Industry players are now fighting to restore Hong Kong's status as a crypto hub, and some believe there are reasons to be optimistic, including the loosening of Covid-19 controls that have been in place for two years. The government recently announced the end of mandatory hotel quarantines for incoming travellers starting Monday, with three days of home monitoring still required.
"Removal of quarantine restrictions will definitely boost sentiment in the immediate term," said Bowie Lau, a Hong Kong-based partner at venture capital firm True Global Ventures and founder of MaGESpire, the organiser of StartmeupHK's metaverse- and blockchain-focused Game On! Summit.
"One of my main objectives [for the summit] was to put the spotlight back on Hong Kong as the place to be for innovators, entrepreneurs and hardcore professionals looking to shape the future of Web3 and crypto," she said.
"While the stringent requirements and regulations did slow down the development of crypto market in general," she added, "I believe constant and open dialogue between regulators and digital asset service providers on the lessons learnt, along with a gradual plan for opening-up of the space, would definitely help Hong Kong restore its status as a leading crypto hub."

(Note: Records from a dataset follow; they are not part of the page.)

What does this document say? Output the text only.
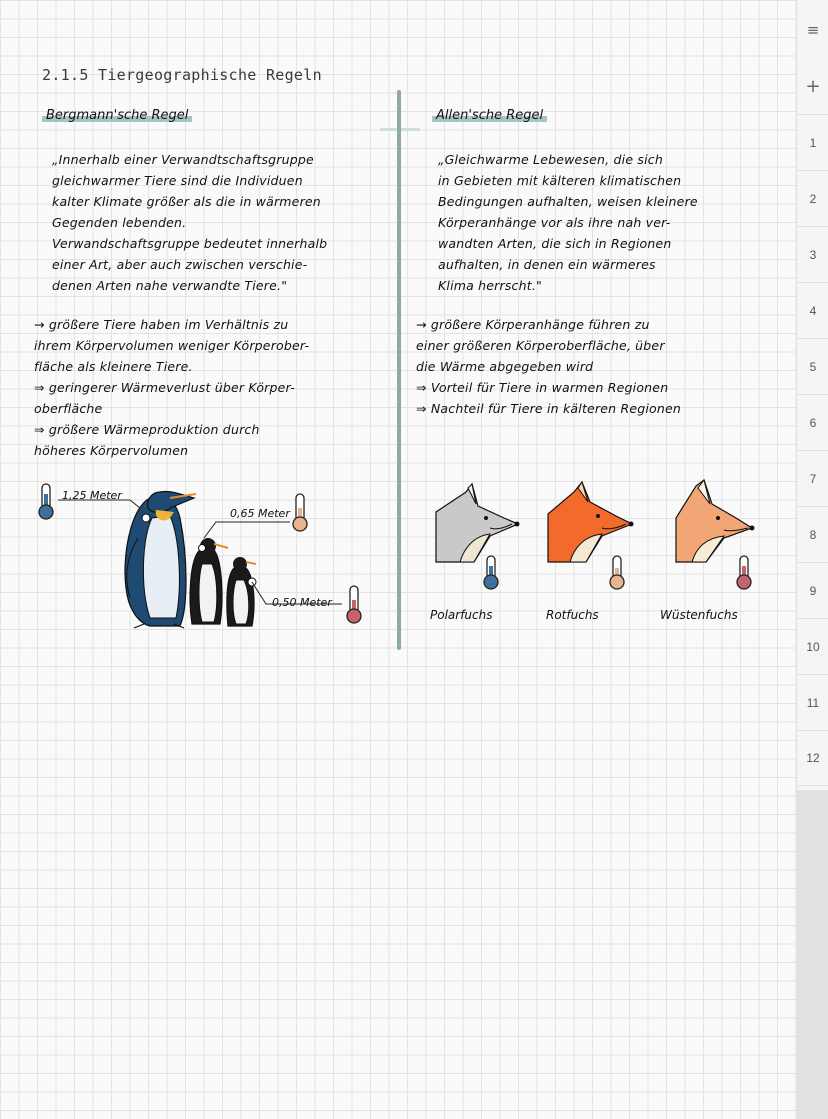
2.1.5 Tiergeographische Regeln
Bergmann'sche Regel
„Innerhalb einer Verwandtschaftsgruppe
gleichwarmer Tiere sind die Individuen
kalter Klimate größer als die in wärmeren
Gegenden lebenden.
Verwandschaftsgruppe bedeutet innerhalb
einer Art, aber auch zwischen verschie-
denen Arten nahe verwandte Tiere."
→ größere Tiere haben im Verhältnis zu
ihrem Körpervolumen weniger Körperober-
fläche als kleinere Tiere.
⇒ geringerer Wärmeverlust über Körper-
oberfläche
⇒ größere Wärmeproduktion durch
höheres Körpervolumen
1,25 Meter
0,65 Meter
0,50 Meter
Allen'sche Regel
„Gleichwarme Lebewesen, die sich
in Gebieten mit kälteren klimatischen
Bedingungen aufhalten, weisen kleinere
Körperanhänge vor als ihre nah ver-
wandten Arten, die sich in Regionen
aufhalten, in denen ein wärmeres
Klima herrscht."
→ größere Körperanhänge führen zu
einer größeren Körperoberfläche, über
die Wärme abgegeben wird
⇒ Vorteil für Tiere in warmen Regionen
⇒ Nachteil für Tiere in kälteren Regionen
Polarfuchs	Rotfuchs	Wüstenfuchs
≡
+
1
2
3
4
5
6
7
8
9
10
11
12
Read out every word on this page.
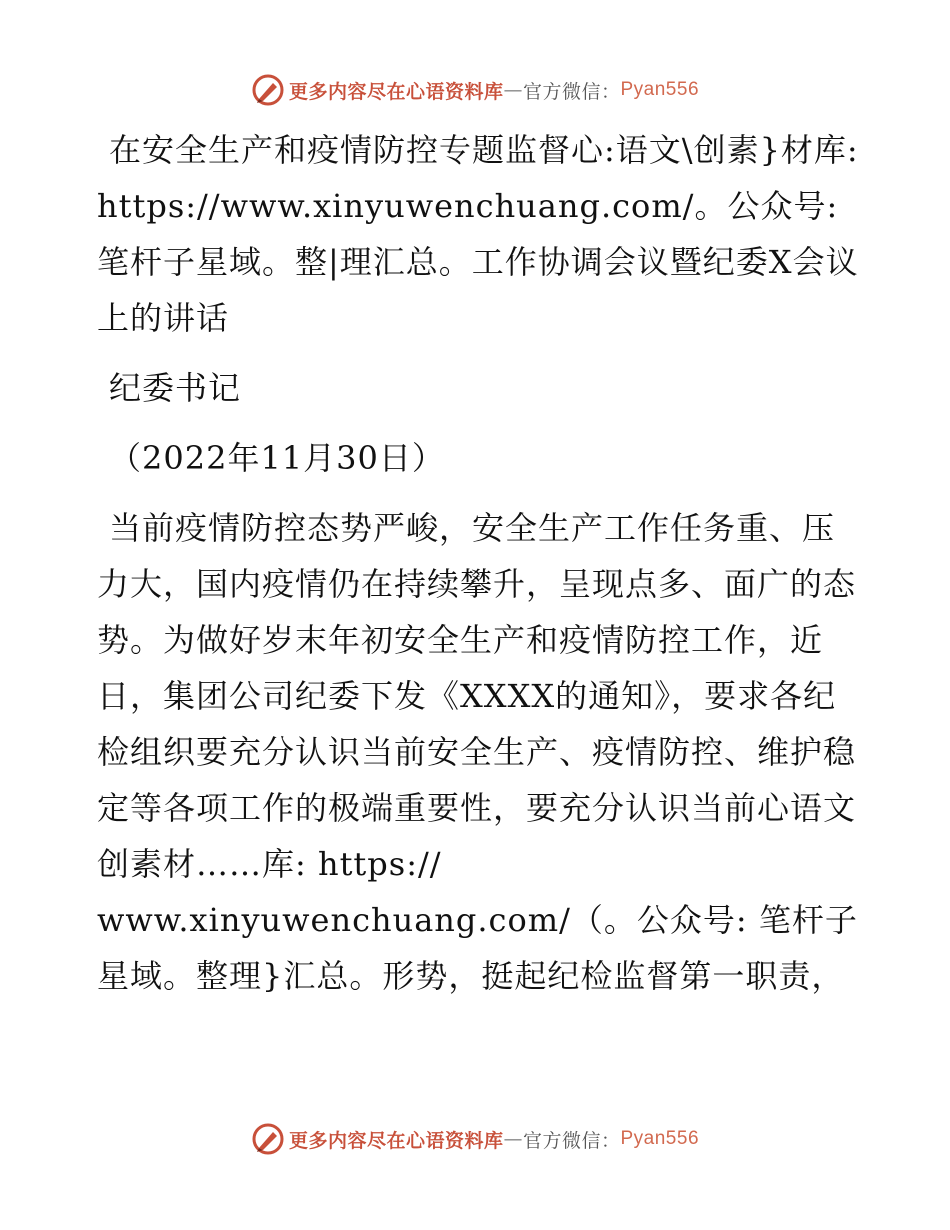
更多内容尽在心语资料库 — 官方微信： Pyan556

在安全生产和疫情防控专题监督心:语文\创素}材库: https://www.xinyuwenchuang.com/。公众号: 笔杆子星域。整|理汇总。工作协调会议暨纪委X会议上的讲话

纪委书记

（2022年11月30日）

当前疫情防控态势严峻，安全生产工作任务重、压力大，国内疫情仍在持续攀升，呈现点多、面广的态势。为做好岁末年初安全生产和疫情防控工作，近日，集团公司纪委下发《XXXX的通知》，要求各纪检组织要充分认识当前安全生产、疫情防控、维护稳定等各项工作的极端重要性，要充分认识当前心语文创素材……库: https:// www.xinyuwenchuang.com/（。公众号: 笔杆子星域。整理}汇总。形势，挺起纪检监督第一职责，

更多内容尽在心语资料库 — 官方微信： Pyan556
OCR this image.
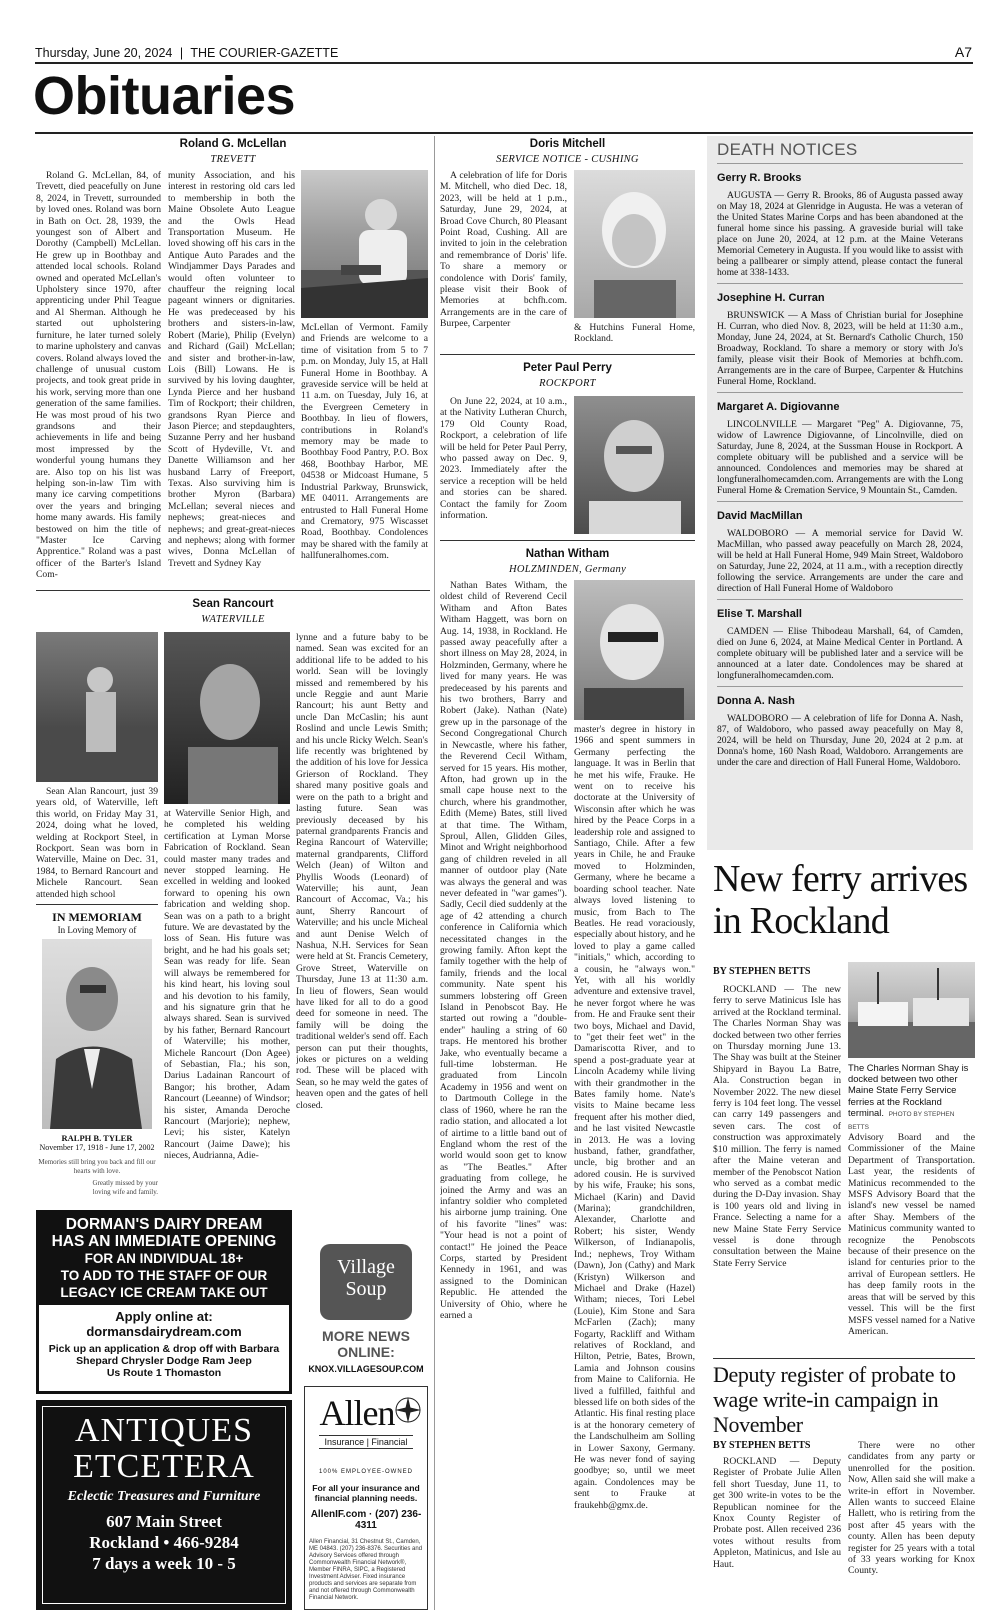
Thursday, June 20, 2024 | THE COURIER-GAZETTE	A7
Obituaries
Roland G. McLellan
TREVETT

Roland G. McLellan, 84, of Trevett, died peacefully on June 8, 2024, in Trevett, surrounded by loved ones. Roland was born in Bath on Oct. 28, 1939, the youngest son of Albert and Dorothy (Campbell) McLellan. He grew up in Boothbay and attended local schools. Roland owned and operated McLellan's Upholstery since 1970, after apprenticing under Phil Teague and Al Sherman. Although he started out upholstering furniture, he later turned solely to marine upholstery and canvas covers. Roland always loved the challenge of unusual custom projects, and took great pride in his work, serving more than one generation of the same families. He was most proud of his two grandsons and their achievements in life and being most impressed by the wonderful young humans they are. Also top on his list was helping son-in-law Tim with many ice carving competitions over the years and bringing home many awards. His family bestowed on him the title of "Master Ice Carving Apprentice." Roland was a past officer of the Barter's Island Com-

munity Association, and his interest in restoring old cars led to membership in both the Maine Obsolete Auto League and the Owls Head Transportation Museum. He loved showing off his cars in the Antique Auto Parades and the Windjammer Days Parades and would often volunteer to chauffeur the reigning local pageant winners or dignitaries. He was predeceased by his brothers and sisters-in-law, Robert (Marie), Philip (Evelyn) and Richard (Gail) McLellan; and sister and brother-in-law, Lois (Bill) Lowans. He is survived by his loving daughter, Lynda Pierce and her husband Tim of Rockport; their children, grandsons Ryan Pierce and Jason Pierce; and stepdaughters, Suzanne Perry and her husband Scott of Hydeville, Vt. and Danette Williamson and her husband Larry of Freeport, Texas. Also surviving him is brother Myron (Barbara) McLellan; several nieces and nephews; great-nieces and nephews; and great-great-nieces and nephews; along with former wives, Donna McLellan of Trevett and Sydney Kay

McLellan of Vermont. Family and Friends are welcome to a time of visitation from 5 to 7 p.m. on Monday, July 15, at Hall Funeral Home in Boothbay. A graveside service will be held at 11 a.m. on Tuesday, July 16, at the Evergreen Cemetery in Boothbay. In lieu of flowers, contributions in Roland's memory may be made to Boothbay Food Pantry, P.O. Box 468, Boothbay Harbor, ME 04538 or Midcoast Humane, 5 Industrial Parkway, Brunswick, ME 04011. Arrangements are entrusted to Hall Funeral Home and Crematory, 975 Wiscasset Road, Boothbay. Condolences may be shared with the family at hallfuneralhomes.com.

Sean Rancourt
WATERVILLE

Sean Alan Rancourt, just 39 years old, of Waterville, left this world, on Friday May 31, 2024, doing what he loved, welding at Rockport Steel, in Rockport. Sean was born in Waterville, Maine on Dec. 31, 1984, to Bernard Rancourt and Michele Rancourt. Sean attended high school

at Waterville Senior High, and he completed his welding certification at Lyman Morse Fabrication of Rockland. Sean could master many trades and never stopped learning. He excelled in welding and looked forward to opening his own fabrication and welding shop. Sean was on a path to a bright future. We are devastated by the loss of Sean. His future was bright, and he had his goals set; Sean was ready for life. Sean will always be remembered for his kind heart, his loving soul and his devotion to his family, and his signature grin that he always shared. Sean is survived by his father, Bernard Rancourt of Waterville; his mother, Michele Rancourt (Don Agee) of Sebastian, Fla.; his son, Darius Ladainan Rancourt of Bangor; his brother, Adam Rancourt (Leeanne) of Windsor; his sister, Amanda Deroche Rancourt (Marjorie); nephew, Levi; his sister, Katelyn Rancourt (Jaime Dawe); his nieces, Audrianna, Adie-

lynne and a future baby to be named. Sean was excited for an additional life to be added to his world. Sean will be lovingly missed and remembered by his uncle Reggie and aunt Marie Rancourt; his aunt Betty and uncle Dan McCaslin; his aunt Roslind and uncle Lewis Smith; and his uncle Ricky Welch. Sean's life recently was brightened by the addition of his love for Jessica Grierson of Rockland. They shared many positive goals and were on the path to a bright and lasting future. Sean was previously deceased by his paternal grandparents Francis and Regina Rancourt of Waterville; maternal grandparents, Clifford Welch (Jean) of Wilton and Phyllis Woods (Leonard) of Waterville; his aunt, Jean Rancourt of Accomac, Va.; his aunt, Sherry Rancourt of Waterville; and his uncle Micheal and aunt Denise Welch of Nashua, N.H. Services for Sean were held at St. Francis Cemetery, Grove Street, Waterville on Thursday, June 13 at 11:30 a.m. In lieu of flowers, Sean would have liked for all to do a good deed for someone in need. The family will be doing the traditional welder's send off. Each person can put their thoughts, jokes or pictures on a welding rod. These will be placed with Sean, so he may weld the gates of heaven open and the gates of hell closed.

IN MEMORIAM
In Loving Memory of
RALPH B. TYLER
November 17, 1918 - June 17, 2002
Memories still bring you back and fill our hearts with love.
Greatly missed by your loving wife and family.
Doris Mitchell
SERVICE NOTICE - CUSHING

A celebration of life for Doris M. Mitchell, who died Dec. 18, 2023, will be held at 1 p.m., Saturday, June 29, 2024, at Broad Cove Church, 80 Pleasant Point Road, Cushing. All are invited to join in the celebration and remembrance of Doris' life. To share a memory or condolence with Doris' family, please visit their Book of Memories at bchfh.com. Arrangements are in the care of Burpee, Carpenter	& Hutchins Funeral Home, Rockland.

Peter Paul Perry
ROCKPORT

On June 22, 2024, at 10 a.m., at the Nativity Lutheran Church, 179 Old County Road, Rockport, a celebration of life will be held for Peter Paul Perry, who passed away on Dec. 9, 2023. Immediately after the service a reception will be held and stories can be shared. Contact the family for Zoom information.

Nathan Witham
HOLZMINDEN, Germany

Nathan Bates Witham, the oldest child of Reverend Cecil Witham and Afton Bates Witham Haggett, was born on Aug. 14, 1938, in Rockland. He passed away peacefully after a short illness on May 28, 2024, in Holzminden, Germany, where he lived for many years. He was predeceased by his parents and his two brothers, Barry and Robert (Jake). Nathan (Nate) grew up in the parsonage of the Second Congregational Church in Newcastle, where his father, the Reverend Cecil Witham, served for 15 years. His mother, Afton, had grown up in the small cape house next to the church, where his grandmother, Edith (Meme) Bates, still lived at that time. The Witham, Sproul, Allen, Glidden Giles, Minot and Wright neighborhood gang of children reveled in all manner of outdoor play (Nate was always the general and was never defeated in "war games"). Sadly, Cecil died suddenly at the age of 42 attending a church conference in California which necessitated changes in the growing family. Afton kept the family together with the help of family, friends and the local community. Nate spent his summers lobstering off Green Island in Penobscot Bay. He started out rowing a "double-ender" hauling a string of 60 traps. He mentored his brother Jake, who eventually became a full-time lobsterman. He graduated from Lincoln Academy in 1956 and went on to Dartmouth College in the class of 1960, where he ran the radio station, and allocated a lot of airtime to a little band out of England whom the rest of the world would soon get to know as "The Beatles." After graduating from college, he joined the Army and was an infantry soldier who completed his airborne jump training. One of his favorite "lines" was: "Your head is not a point of contact!" He joined the Peace Corps, started by President Kennedy in 1961, and was assigned to the Dominican Republic. He attended the University of Ohio, where he earned a

master's degree in history in 1966 and spent summers in Germany perfecting the language. It was in Berlin that he met his wife, Frauke. He went on to receive his doctorate at the University of Wisconsin after which he was hired by the Peace Corps in a leadership role and assigned to Santiago, Chile. After a few years in Chile, he and Frauke moved to Holzminden, Germany, where he became a boarding school teacher. Nate always loved listening to music, from Bach to The Beatles. He read voraciously, especially about history, and he loved to play a game called "initials," which, according to a cousin, he "always won." Yet, with all his worldly adventure and extensive travel, he never forgot where he was from. He and Frauke sent their two boys, Michael and David, to "get their feet wet" in the Damariscotta River, and to spend a post-graduate year at Lincoln Academy while living with their grandmother in the Bates family home. Nate's visits to Maine became less frequent after his mother died, and he last visited Newcastle in 2013. He was a loving husband, father, grandfather, uncle, big brother and an adored cousin. He is survived by his wife, Frauke; his sons, Michael (Karin) and David (Marina); grandchildren, Alexander, Charlotte and Robert; his sister, Wendy Wilkerson, of Indianapolis, Ind.; nephews, Troy Witham (Dawn), Jon (Cathy) and Mark (Kristyn) Wilkerson and Michael and Drake (Hazel) Witham; nieces, Tori Lebel (Louie), Kim Stone and Sara McFarlen (Zach); many Fogarty, Rackliff and Witham relatives of Rockland, and Hilton, Petrie, Bates, Brown, Lamia and Johnson cousins from Maine to California. He lived a fulfilled, faithful and blessed life on both sides of the Atlantic. His final resting place is at the honorary cemetery of the Landschulheim am Solling in Lower Saxony, Germany. He was never fond of saying goodbye; so, until we meet again. Condolences may be sent to Frauke at fraukehb@gmx.de.

DEATH NOTICES
Gerry R. Brooks

AUGUSTA — Gerry R. Brooks, 86 of Augusta passed away on May 18, 2024 at Glenridge in Augusta. He was a veteran of the United States Marine Corps and has been abandoned at the funeral home since his passing. A graveside burial will take place on June 20, 2024, at 12 p.m. at the Maine Veterans Memorial Cemetery in Augusta. If you would like to assist with being a pallbearer or simply attend, please contact the funeral home at 338-1433.

Josephine H. Curran

BRUNSWICK — A Mass of Christian burial for Josephine H. Curran, who died Nov. 8, 2023, will be held at 11:30 a.m., Monday, June 24, 2024, at St. Bernard's Catholic Church, 150 Broadway, Rockland. To share a memory or story with Jo's family, please visit their Book of Memories at bchfh.com. Arrangements are in the care of Burpee, Carpenter & Hutchins Funeral Home, Rockland.

Margaret A. Digiovanne

LINCOLNVILLE — Margaret "Peg" A. Digiovanne, 75, widow of Lawrence Digiovanne, of Lincolnville, died on Saturday, June 8, 2024, at the Sussman House in Rockport. A complete obituary will be published and a service will be announced. Condolences and memories may be shared at longfuneralhomecamden.com. Arrangements are with the Long Funeral Home & Cremation Service, 9 Mountain St., Camden.

David MacMillan

WALDOBORO — A memorial service for David W. MacMillan, who passed away peacefully on March 28, 2024, will be held at Hall Funeral Home, 949 Main Street, Waldoboro on Saturday, June 22, 2024, at 11 a.m., with a reception directly following the service. Arrangements are under the care and direction of Hall Funeral Home of Waldoboro

Elise T. Marshall

CAMDEN — Elise Thibodeau Marshall, 64, of Camden, died on June 6, 2024, at Maine Medical Center in Portland. A complete obituary will be published later and a service will be announced at a later date. Condolences may be shared at longfuneralhomecamden.com.

Donna A. Nash

WALDOBORO — A celebration of life for Donna A. Nash, 87, of Waldoboro, who passed away peacefully on May 8, 2024, will be held on Thursday, June 20, 2024 at 2 p.m. at Donna's home, 160 Nash Road, Waldoboro. Arrangements are under the care and direction of Hall Funeral Home, Waldoboro.

New ferry arrives in Rockland
BY STEPHEN BETTS

ROCKLAND — The new ferry to serve Matinicus Isle has arrived at the Rockland terminal. The Charles Norman Shay was docked between two other ferries on Thursday morning June 13. The Shay was built at the Steiner Shipyard in Bayou La Batre, Ala. Construction began in November 2022. The new diesel ferry is 104 feet long. The vessel can carry 149 passengers and seven cars. The cost of construction was approximately $10 million. The ferry is named after the Maine veteran and member of the Penobscot Nation who served as a combat medic during the D-Day invasion. Shay is 100 years old and living in France. Selecting a name for a new Maine State Ferry Service vessel is done through consultation between the Maine State Ferry Service

The Charles Norman Shay is docked between two other Maine State Ferry Service ferries at the Rockland terminal. PHOTO BY STEPHEN BETTS

Advisory Board and the Commissioner of the Maine Department of Transportation. Last year, the residents of Matinicus recommended to the MSFS Advisory Board that the island's new vessel be named after Shay. Members of the Matinicus community wanted to recognize the Penobscots because of their presence on the island for centuries prior to the arrival of European settlers. He has deep family roots in the areas that will be served by this vessel. This will be the first MSFS vessel named for a Native American.

Deputy register of probate to wage write-in campaign in November
BY STEPHEN BETTS

ROCKLAND — Deputy Register of Probate Julie Allen fell short Tuesday, June 11, to get 300 write-in votes to be the Republican nominee for the Knox County Register of Probate post. Allen received 236 votes without results from Appleton, Matinicus, and Isle au Haut.

There were no other candidates from any party or unenrolled for the position. Now, Allen said she will make a write-in effort in November. Allen wants to succeed Elaine Hallett, who is retiring from the post after 45 years with the county. Allen has been deputy register for 25 years with a total of 33 years working for Knox County.

DORMAN'S DAIRY DREAM
HAS AN IMMEDIATE OPENING
FOR AN INDIVIDUAL 18+
TO ADD TO THE STAFF OF OUR
LEGACY ICE CREAM TAKE OUT
Apply online at:
dormansdairydream.com
Pick up an application & drop off with Barbara
Shepard Chrysler Dodge Ram Jeep
Us Route 1 Thomaston
ANTIQUES
ETCETERA
Eclectic Treasures and Furniture
607 Main Street
Rockland • 466-9284
7 days a week 10 - 5
Village
Soup
MORE NEWS
ONLINE:
KNOX.VILLAGESOUP.COM
Allen
Insurance | Financial
100% EMPLOYEE-OWNED
For all your insurance and financial planning needs.
AllenIF.com · (207) 236-4311
Allen Financial, 31 Chestnut St., Camden, ME 04843. (207) 236-8376. Securities and Advisory Services offered through Commonwealth Financial Network®, Member FINRA, SIPC, a Registered Investment Adviser. Fixed insurance products and services are separate from and not offered through Commonwealth Financial Network.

Interest in cryptocurrencies remains high in the city. Earlier this week, some Hong Kong-based Web3 companies including Animoca Brands, Aspen Digital and blockchain venture firm Everest Ventures Group (EVG) jointly organised an event that was aimed at "celebrating the invention of ERC-721", a widely used standard for NFTs, and it drew some 300 attendants with more than 100 people on the wait-list, according to Jerome Wong, a partner and co-founder at EVG.
"The event exceeded our expectations in terms of attendance and enthusiasm," said Aspen Digital's He. "Hong Kong came out in force, showing the energy and passion for which it is known, reinforcing its place as one of the world's top financial and cultural hubs."
The city also has one of the highest concentrations of crypto ATMs in the world, according to Forex Suggest, but adoption is low relative to its income level. It ranked 46th on Chainalysis' latest Crypto Adoption Index.
For Gazmararian, though, it is not too late for Hong Kong to correct course. Hong Kong "has yet to show its cards" in terms of crypto regulations, and the "one country, two systems" framework means the city is "in a very strong position between China and the rest of the world to play a critical role for Web3 integration", she said.
"I'm optimistic that Hong Kong will listen and come out with something exciting," she added. "And if they want help from the industry, what's left of it, then they should start reaching out in a far more targeted way."